The clinics aren’t open so you never know what you’re going to get. We wonder what in the world would bring you in to the Labor and Delivery unit at 3 in the morning for an aching hemorrhoid that you’ve been having trouble with for 4 days. What? Do you hear all these screaming women?? And you’re annoyed that I am in a hurry when you spend 20 minutes telling me about it? Of course I am! What about “Labor and Delivery” says a place to get my swollen butt looked at? You couldn’t wait 5 more hours to go to the clinic? I digress.
We are sleepy, but we are working hard. We are overlooked, but we are faithful. We are lonely, but united. We are irritable, but knowledgeable. We are independent, but deeply depend on each other. We work in the dark, but our humors are light. We all know what the “4am chill” is. We wake up, pep up, stay up, to try to keep up. Our stomachs are bloated, our bladders are full.

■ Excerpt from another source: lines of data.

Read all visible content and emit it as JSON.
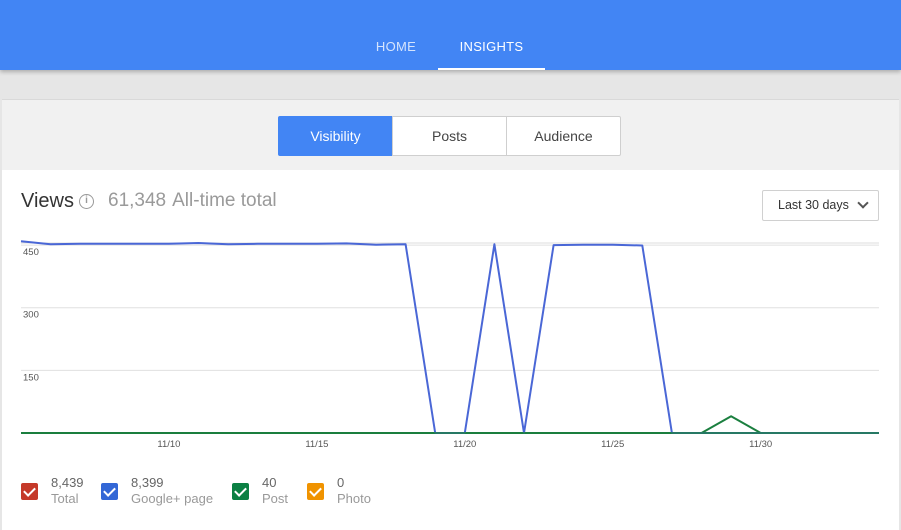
{
  "nav": {
    "tabs": [
      {
        "label": "HOME"
      },
      {
        "label": "INSIGHTS"
      }
    ]
  },
  "segments": [
    {
      "label": "Visibility"
    },
    {
      "label": "Posts"
    },
    {
      "label": "Audience"
    }
  ],
  "views": {
    "title": "Views",
    "total_value": "61,348",
    "total_label": "All-time total"
  },
  "range_dropdown": {
    "selected": "Last 30 days"
  },
  "legend": [
    {
      "value": "8,439",
      "name": "Total",
      "color": "#c53929",
      "checked": true
    },
    {
      "value": "8,399",
      "name": "Google+ page",
      "color": "#3367d6",
      "checked": true
    },
    {
      "value": "40",
      "name": "Post",
      "color": "#0b8043",
      "checked": true
    },
    {
      "value": "0",
      "name": "Photo",
      "color": "#f09300",
      "checked": true
    }
  ],
  "chart_data": {
    "type": "line",
    "x": [
      "11/5",
      "11/6",
      "11/7",
      "11/8",
      "11/9",
      "11/10",
      "11/11",
      "11/12",
      "11/13",
      "11/14",
      "11/15",
      "11/16",
      "11/17",
      "11/18",
      "11/19",
      "11/20",
      "11/21",
      "11/22",
      "11/23",
      "11/24",
      "11/25",
      "11/26",
      "11/27",
      "11/28",
      "11/29",
      "11/30",
      "12/1",
      "12/2",
      "12/3",
      "12/4"
    ],
    "x_tick_labels": [
      "11/10",
      "11/15",
      "11/20",
      "11/25",
      "11/30"
    ],
    "y_tick_labels": [
      "150",
      "300",
      "450"
    ],
    "ylim": [
      0,
      455
    ],
    "grid": true,
    "series": [
      {
        "name": "Google+ page",
        "color": "#4a67d6",
        "values": [
          459,
          452,
          453,
          453,
          453,
          453,
          455,
          452,
          453,
          453,
          453,
          454,
          451,
          452,
          0,
          0,
          452,
          0,
          450,
          451,
          451,
          449,
          0,
          0,
          0,
          0,
          0,
          0,
          0,
          0
        ]
      },
      {
        "name": "Post",
        "color": "#1b7f3f",
        "values": [
          0,
          0,
          0,
          0,
          0,
          0,
          0,
          0,
          0,
          0,
          0,
          0,
          0,
          0,
          0,
          0,
          0,
          0,
          0,
          0,
          0,
          0,
          0,
          0,
          40,
          0,
          0,
          0,
          0,
          0
        ]
      }
    ]
  }
}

Life goes on without us, and we go on when life settles. We function in darkness, even in the daylight. Our light at the end of the tunnel is the tip of the sunrise. We have found ourselves driving into our driveways with no memory of ever driving home. And we have people’s lives in our hands in this state every day.
I couldn’t do it anymore. I had to make the decision to leave the night shift because of the toll it was taking on my health. Who wants an unhealthy labor nurse? My children were suffering. In my 14 years of working nights off and on, I never really got used to it. It never became easier. I admire those of you that just have some God-given ability to do this. I don’t have it. I’ll miss you, though. The conversations that go on at night are unforgettable. You’ve made me laugh when I’ve been at my very worst. Thanks for everything, and I’ll never forget you. You truly are the “hard core” of nursing.